By: Peter Moore Smith
(Hardcover / 352 Pages / Little, Brown / ISBN: 0316803928 / $24.95)
Description: It is a hoarse whisper over a crackling cell phone - Angel - then the connection is lost. But Angel Veronchek is convinced that the voice belongs to his mysterious and beautiful new neighbor, Angela - and that she is terrified for her life. So begins Angels dangerous and desperate quest to uncover what happened to Angela, a woman he loves and has become obsessed with, but about whom he knows nearly nothing.

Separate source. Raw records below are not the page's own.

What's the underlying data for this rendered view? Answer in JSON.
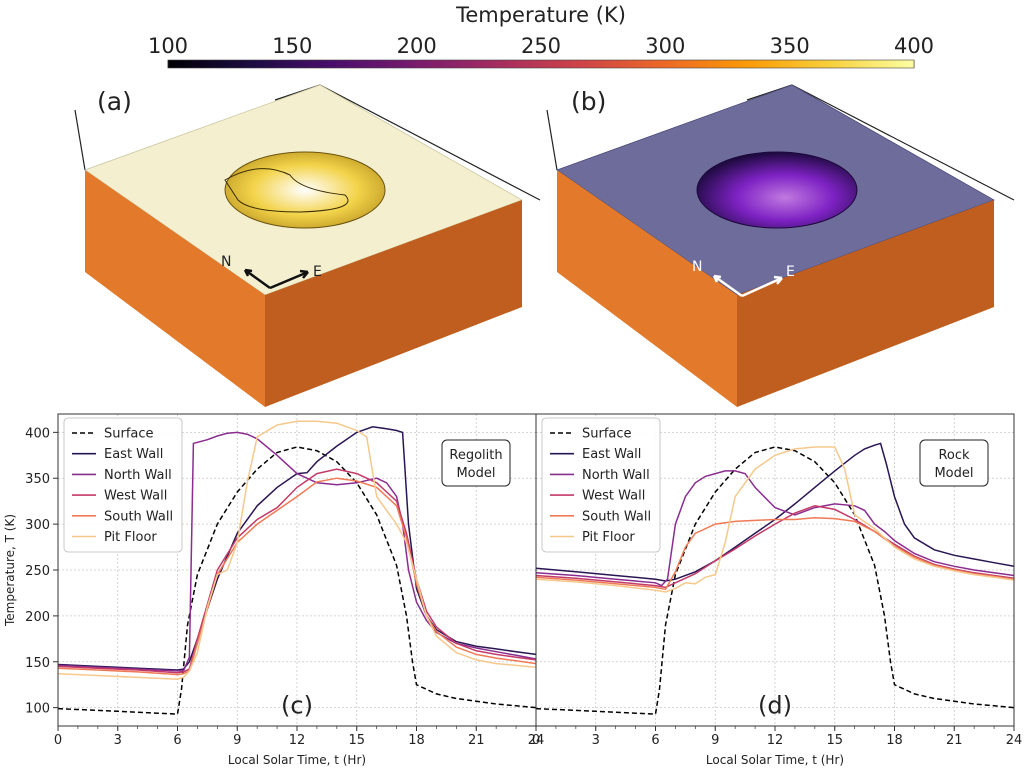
{
  "colorbar": {
    "title": "Temperature (K)",
    "ticks": [
      "100",
      "150",
      "200",
      "250",
      "300",
      "350",
      "400"
    ],
    "range": [
      100,
      400
    ],
    "colors": [
      "#000004",
      "#1b0c41",
      "#4a0c6b",
      "#781c6d",
      "#a52c60",
      "#cf4446",
      "#ed6925",
      "#fb9b06",
      "#f7d13d",
      "#fcffa4"
    ]
  },
  "panels3d": [
    {
      "label": "(a)",
      "north": "N",
      "east": "E",
      "surface_color": "#f3efcf",
      "pit_color": "#f0c72f",
      "side_color": "#e3792a",
      "side_dark": "#bf5e1e",
      "arrow_color": "#111111"
    },
    {
      "label": "(b)",
      "north": "N",
      "east": "E",
      "surface_color": "#6e6c9a",
      "pit_color": "#7e22c4",
      "side_color": "#e3792a",
      "side_dark": "#bf5e1e",
      "arrow_color": "#ffffff"
    }
  ],
  "series_style": [
    {
      "name": "Surface",
      "color": "#000000",
      "dash": true
    },
    {
      "name": "East Wall",
      "color": "#2a1553",
      "dash": false
    },
    {
      "name": "North Wall",
      "color": "#8a2d8f",
      "dash": false
    },
    {
      "name": "West Wall",
      "color": "#c43a68",
      "dash": false
    },
    {
      "name": "South Wall",
      "color": "#ef7a55",
      "dash": false
    },
    {
      "name": "Pit Floor",
      "color": "#f6c88c",
      "dash": false
    }
  ],
  "chart_data": [
    {
      "type": "line",
      "panel": "(c)",
      "model_label": [
        "Regolith",
        "Model"
      ],
      "xlabel": "Local Solar Time, t (Hr)",
      "ylabel": "Temperature, T (K)",
      "xlim": [
        0,
        24
      ],
      "ylim": [
        80,
        420
      ],
      "xticks": [
        0,
        3,
        6,
        9,
        12,
        15,
        18,
        21,
        24
      ],
      "yticks": [
        100,
        150,
        200,
        250,
        300,
        350,
        400
      ],
      "grid": true,
      "legend": "top-left",
      "series": [
        {
          "name": "Surface",
          "x": [
            0,
            1,
            2,
            3,
            4,
            5,
            6,
            6.2,
            6.5,
            7,
            8,
            9,
            10,
            11,
            12,
            13,
            14,
            15,
            16,
            17,
            17.5,
            17.8,
            18,
            19,
            20,
            21,
            22,
            23,
            24
          ],
          "y": [
            99,
            98,
            97,
            96,
            95,
            94,
            93,
            120,
            190,
            245,
            300,
            335,
            360,
            378,
            384,
            380,
            368,
            345,
            310,
            255,
            200,
            150,
            125,
            115,
            110,
            107,
            104,
            102,
            100
          ]
        },
        {
          "name": "East Wall",
          "x": [
            0,
            2,
            4,
            6,
            6.3,
            6.6,
            7,
            8,
            9,
            10,
            11,
            12,
            12.5,
            13,
            14,
            15,
            15.8,
            16.5,
            17,
            17.3,
            17.6,
            18,
            18.5,
            19,
            20,
            21,
            22,
            23,
            24
          ],
          "y": [
            147,
            145,
            143,
            141,
            142,
            150,
            175,
            240,
            290,
            320,
            340,
            355,
            356,
            368,
            385,
            400,
            406,
            404,
            402,
            400,
            300,
            230,
            200,
            185,
            172,
            167,
            164,
            161,
            158
          ]
        },
        {
          "name": "North Wall",
          "x": [
            0,
            2,
            4,
            6,
            6.3,
            6.6,
            6.8,
            7.5,
            8,
            8.5,
            9,
            9.5,
            10,
            11,
            12,
            13,
            14,
            15,
            16,
            16.5,
            17,
            17.3,
            17.6,
            18,
            18.5,
            19,
            20,
            21,
            22,
            23,
            24
          ],
          "y": [
            146,
            144,
            142,
            140,
            140,
            155,
            388,
            392,
            396,
            399,
            400,
            398,
            393,
            375,
            355,
            345,
            343,
            345,
            350,
            345,
            330,
            300,
            250,
            215,
            195,
            182,
            170,
            165,
            161,
            157,
            153
          ]
        },
        {
          "name": "West Wall",
          "x": [
            0,
            2,
            4,
            6,
            6.3,
            6.6,
            7,
            8,
            9,
            10,
            11,
            12,
            13,
            14,
            15,
            16,
            17,
            17.5,
            18,
            18.5,
            19,
            20,
            21,
            22,
            23,
            24
          ],
          "y": [
            145,
            143,
            141,
            138,
            139,
            142,
            175,
            250,
            285,
            305,
            318,
            340,
            355,
            360,
            355,
            345,
            325,
            290,
            240,
            205,
            188,
            170,
            162,
            158,
            155,
            152
          ]
        },
        {
          "name": "South Wall",
          "x": [
            0,
            2,
            4,
            6,
            6.3,
            6.6,
            7,
            8,
            9,
            10,
            11,
            12,
            13,
            14,
            15,
            16,
            17,
            17.5,
            18,
            18.5,
            19,
            20,
            21,
            22,
            23,
            24
          ],
          "y": [
            143,
            141,
            139,
            136,
            137,
            140,
            170,
            245,
            280,
            300,
            315,
            330,
            346,
            350,
            347,
            340,
            320,
            285,
            235,
            200,
            183,
            166,
            158,
            154,
            151,
            148
          ]
        },
        {
          "name": "Pit Floor",
          "x": [
            0,
            2,
            4,
            6,
            6.3,
            6.6,
            7,
            7.5,
            8,
            8.5,
            9,
            9.5,
            10,
            11,
            12,
            13,
            14,
            15,
            15.5,
            16,
            16.5,
            17,
            17.5,
            18,
            18.5,
            19,
            20,
            21,
            22,
            23,
            24
          ],
          "y": [
            137,
            135,
            133,
            131,
            133,
            140,
            160,
            210,
            245,
            250,
            280,
            345,
            395,
            408,
            412,
            412,
            410,
            402,
            395,
            330,
            315,
            300,
            280,
            240,
            200,
            178,
            160,
            152,
            148,
            146,
            144
          ]
        }
      ]
    },
    {
      "type": "line",
      "panel": "(d)",
      "model_label": [
        "Rock",
        "Model"
      ],
      "xlabel": "Local Solar Time, t (Hr)",
      "ylabel": "",
      "xlim": [
        0,
        24
      ],
      "ylim": [
        80,
        420
      ],
      "xticks": [
        0,
        3,
        6,
        9,
        12,
        15,
        18,
        21,
        24
      ],
      "yticks": [],
      "grid": true,
      "legend": "top-left",
      "series": [
        {
          "name": "Surface",
          "x": [
            0,
            1,
            2,
            3,
            4,
            5,
            6,
            6.2,
            6.5,
            7,
            8,
            9,
            10,
            11,
            12,
            13,
            14,
            15,
            16,
            17,
            17.5,
            17.8,
            18,
            19,
            20,
            21,
            22,
            23,
            24
          ],
          "y": [
            99,
            98,
            97,
            96,
            95,
            94,
            93,
            120,
            190,
            245,
            300,
            335,
            360,
            378,
            384,
            380,
            368,
            345,
            310,
            255,
            200,
            150,
            125,
            115,
            110,
            107,
            104,
            102,
            100
          ]
        },
        {
          "name": "East Wall",
          "x": [
            0,
            2,
            4,
            6,
            6.5,
            7,
            8,
            9,
            10,
            11,
            12,
            13,
            14,
            15,
            16,
            16.5,
            17,
            17.3,
            17.6,
            18,
            18.5,
            19,
            20,
            21,
            22,
            23,
            24
          ],
          "y": [
            252,
            248,
            244,
            240,
            238,
            240,
            248,
            260,
            275,
            290,
            305,
            322,
            340,
            358,
            375,
            382,
            386,
            388,
            365,
            330,
            300,
            285,
            272,
            266,
            262,
            258,
            254
          ]
        },
        {
          "name": "North Wall",
          "x": [
            0,
            2,
            4,
            6,
            6.3,
            6.6,
            7,
            7.5,
            8,
            8.5,
            9,
            9.5,
            10,
            10.5,
            11,
            12,
            13,
            14,
            15,
            16,
            16.5,
            17,
            17.5,
            18,
            19,
            20,
            21,
            22,
            23,
            24
          ],
          "y": [
            247,
            244,
            240,
            236,
            233,
            240,
            300,
            330,
            345,
            352,
            355,
            358,
            358,
            355,
            340,
            318,
            310,
            318,
            322,
            320,
            315,
            300,
            292,
            282,
            268,
            259,
            254,
            250,
            247,
            244
          ]
        },
        {
          "name": "West Wall",
          "x": [
            0,
            2,
            4,
            6,
            6.5,
            7,
            8,
            9,
            10,
            11,
            12,
            13,
            14,
            15,
            16,
            17,
            17.5,
            18,
            19,
            20,
            21,
            22,
            23,
            24
          ],
          "y": [
            244,
            241,
            237,
            233,
            231,
            236,
            246,
            260,
            273,
            287,
            300,
            312,
            320,
            316,
            305,
            292,
            285,
            278,
            265,
            256,
            251,
            247,
            244,
            241
          ]
        },
        {
          "name": "South Wall",
          "x": [
            0,
            2,
            4,
            6,
            6.5,
            7,
            7.5,
            8,
            9,
            10,
            11,
            12,
            13,
            14,
            15,
            16,
            17,
            18,
            19,
            20,
            21,
            22,
            23,
            24
          ],
          "y": [
            242,
            239,
            235,
            231,
            229,
            248,
            275,
            290,
            300,
            303,
            304,
            305,
            305,
            307,
            306,
            303,
            292,
            276,
            264,
            255,
            250,
            246,
            243,
            240
          ]
        },
        {
          "name": "Pit Floor",
          "x": [
            0,
            2,
            4,
            6,
            6.5,
            7,
            7.5,
            8,
            8.5,
            9,
            9.5,
            10,
            11,
            12,
            13,
            14,
            15,
            15.5,
            16,
            17,
            18,
            19,
            20,
            21,
            22,
            23,
            24
          ],
          "y": [
            240,
            237,
            233,
            228,
            226,
            230,
            236,
            235,
            242,
            245,
            280,
            330,
            360,
            375,
            382,
            384,
            384,
            360,
            310,
            295,
            275,
            262,
            254,
            249,
            245,
            242,
            239
          ]
        }
      ]
    }
  ]
}
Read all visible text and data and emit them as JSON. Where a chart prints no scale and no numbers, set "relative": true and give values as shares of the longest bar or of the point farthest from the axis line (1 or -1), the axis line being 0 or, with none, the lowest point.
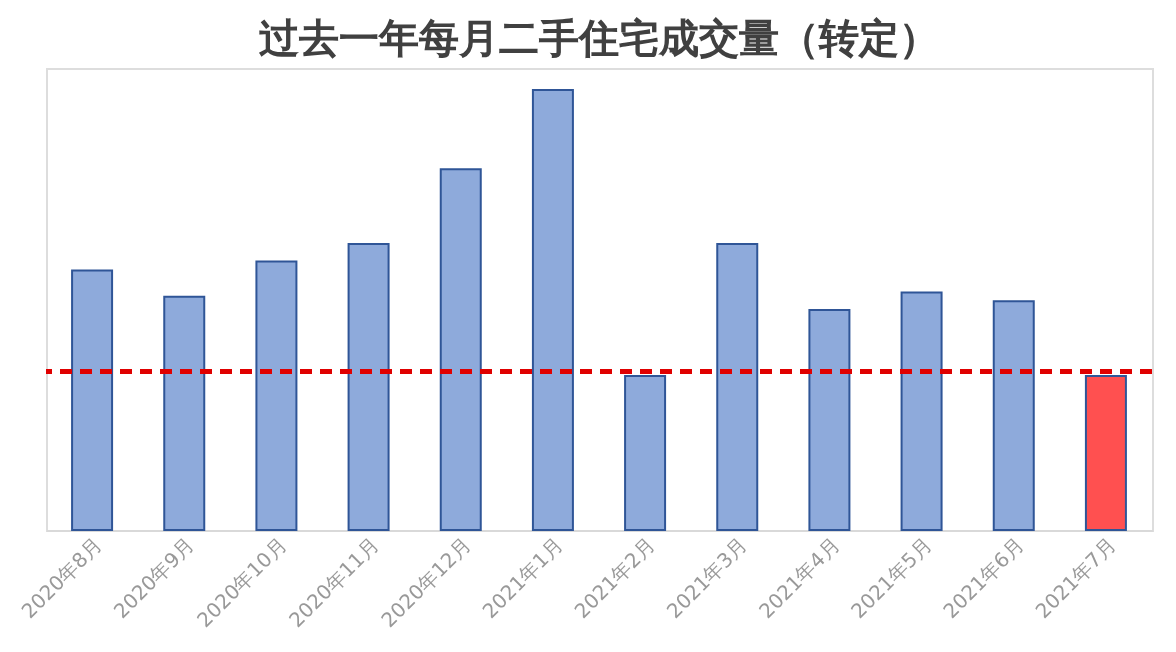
{
  "chart_data": {
    "type": "bar",
    "title": "过去一年每月二手住宅成交量（转定）",
    "categories": [
      "2020年8月",
      "2020年9月",
      "2020年10月",
      "2020年11月",
      "2020年12月",
      "2021年1月",
      "2021年2月",
      "2021年3月",
      "2021年4月",
      "2021年5月",
      "2021年6月",
      "2021年7月"
    ],
    "values": [
      0.59,
      0.53,
      0.61,
      0.65,
      0.82,
      1,
      0.35,
      0.65,
      0.5,
      0.54,
      0.52,
      0.35
    ],
    "colors": [
      "#8eaadb",
      "#8eaadb",
      "#8eaadb",
      "#8eaadb",
      "#8eaadb",
      "#8eaadb",
      "#8eaadb",
      "#8eaadb",
      "#8eaadb",
      "#8eaadb",
      "#8eaadb",
      "#ff5050"
    ],
    "relative": true,
    "ref_lines": [
      {
        "axis": "y",
        "value": 0.36,
        "color": "#e00000",
        "line_style": "dashed"
      }
    ]
  }
}
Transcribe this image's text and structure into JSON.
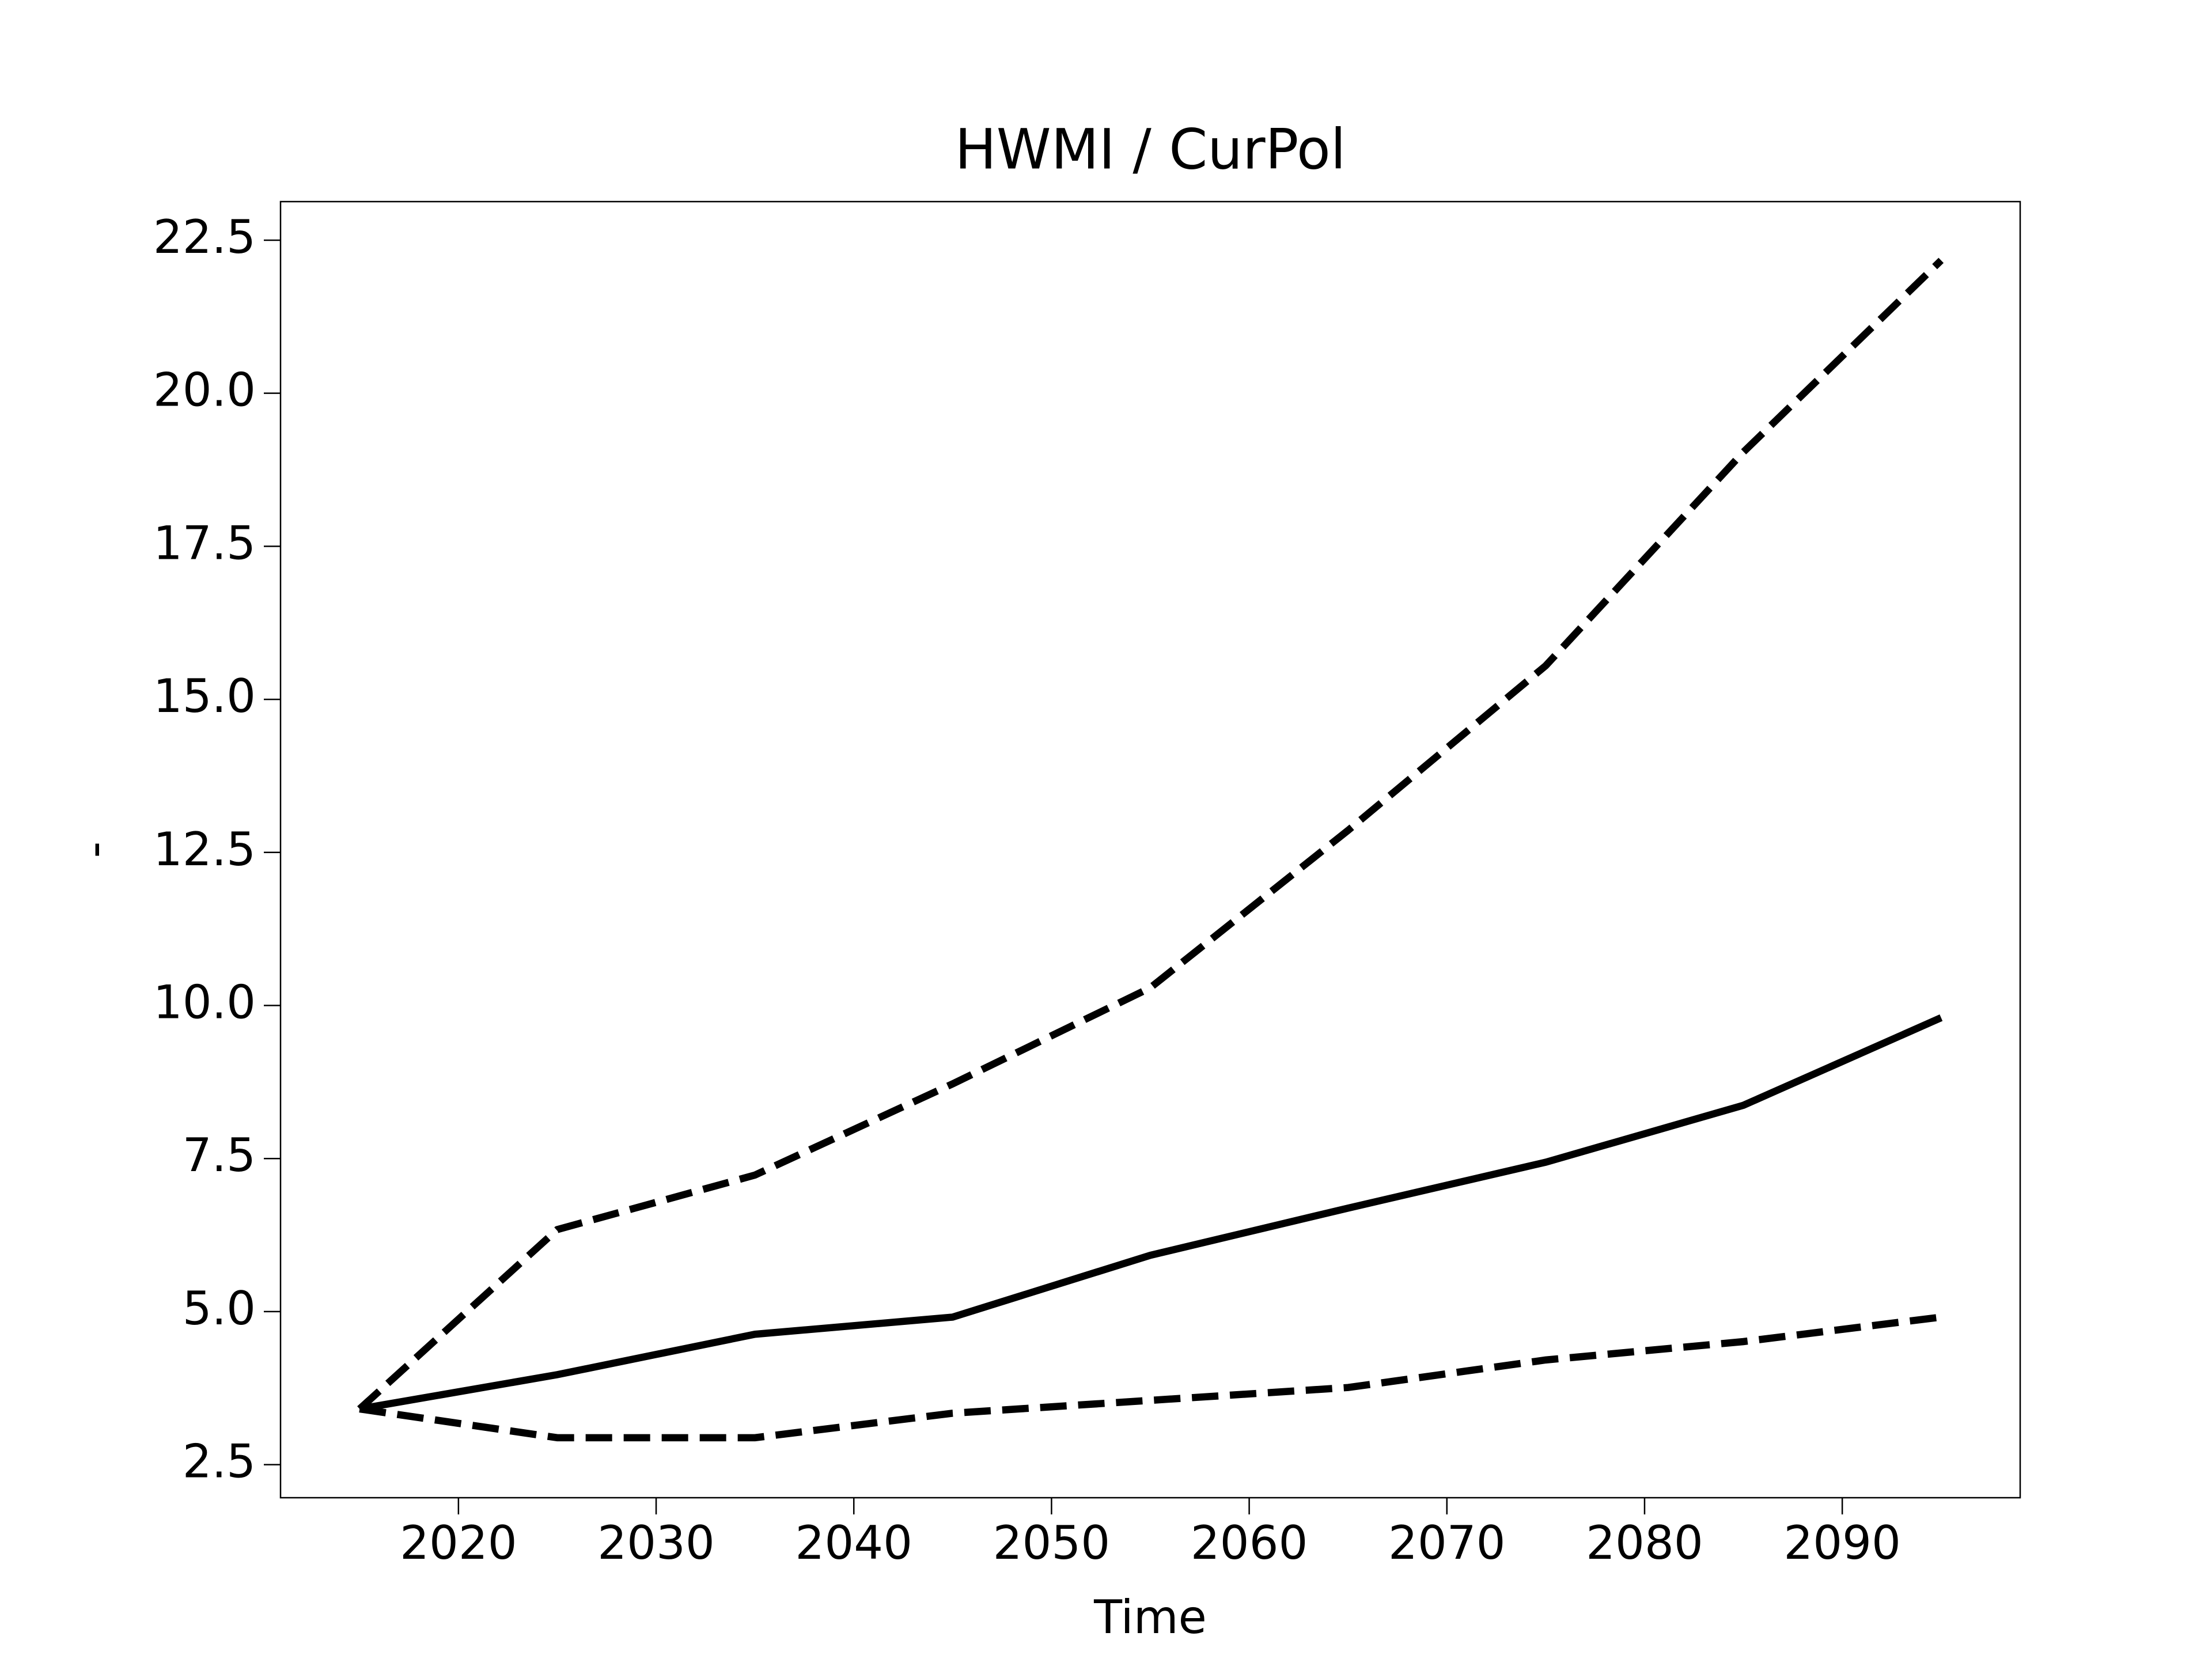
{
  "chart_data": {
    "type": "line",
    "title": "HWMI / CurPol",
    "x_label": "Time",
    "y_label": "-",
    "x": [
      2015,
      2025,
      2035,
      2045,
      2055,
      2065,
      2075,
      2085,
      2095
    ],
    "series": [
      {
        "color": "#000000",
        "dash": false,
        "values": [
          3.41,
          3.97,
          4.63,
          4.91,
          5.92,
          6.69,
          7.44,
          8.37,
          9.8
        ]
      },
      {
        "color": "#000000",
        "dash": true,
        "values": [
          3.41,
          6.34,
          7.23,
          8.72,
          10.29,
          12.86,
          15.55,
          19.04,
          22.17
        ]
      },
      {
        "color": "#000000",
        "dash": true,
        "values": [
          3.41,
          2.94,
          2.94,
          3.34,
          3.55,
          3.76,
          4.21,
          4.51,
          4.91
        ]
      }
    ],
    "xlim": [
      2011,
      2099
    ],
    "xticks": [
      2020,
      2030,
      2040,
      2050,
      2060,
      2070,
      2080,
      2090
    ],
    "ylim": [
      1.96,
      23.13
    ],
    "yticks": [
      2.5,
      {
        "value": 5,
        "label": "5.0"
      },
      7.5,
      {
        "value": 10,
        "label": "10.0"
      },
      12.5,
      {
        "value": 15,
        "label": "15.0"
      },
      17.5,
      {
        "value": 20,
        "label": "20.0"
      },
      22.5
    ],
    "grid": false
  }
}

Verdict: In a run down part of West Hollywood thirty-four years old Angel Veronchek, son of a thriving producer, lives a near hermit-like existence. Part of it is caused by his being an albino, but much of his hiding is psychological. The recluse sees no one and does little inside his apartment except occasionally work on a screenplay "Los Angeles" while his DVD eternally plays 'Blade Runner.' He survives existence predominantly by psychological drugs. A new neighbor visits Angel introducing herself as Angela to the loner. She is his opposite as she is effervescent beautiful black person who plans to one day own Hollywood. Clearly opposites in appearance and outlook, Angela's energy and Úlan awaken Angel; he quickly falls in love for the first time in his lonely life. Surprisingly, Angela seems to share his deep feelings. Angel struggles with a foreign emotion, happiness until he receives the call. She whispers "Angel" and hangs up; disappearing from his life. Stunned and not ready to go out into the world, Angel investigates his Angela, not even sure she truly exists. 'Los Angeles' is an excellent psychological suspense drama that explores the concept of what is reality mostly from the perspective of Angel. The story line is moving and depressing as the lead protagonist is not an easy person for readers to understand or empathize with; thus this is not a one sitting tale as the dark mutterings (terrific prose) of Angel is disheartening and difficult to accept. Yet this deep look at reality is a two edged sword that makes Peter Moore Smith's tale compelling albeit with a warning label that the "star" is as gloomy a protagonist as one will find.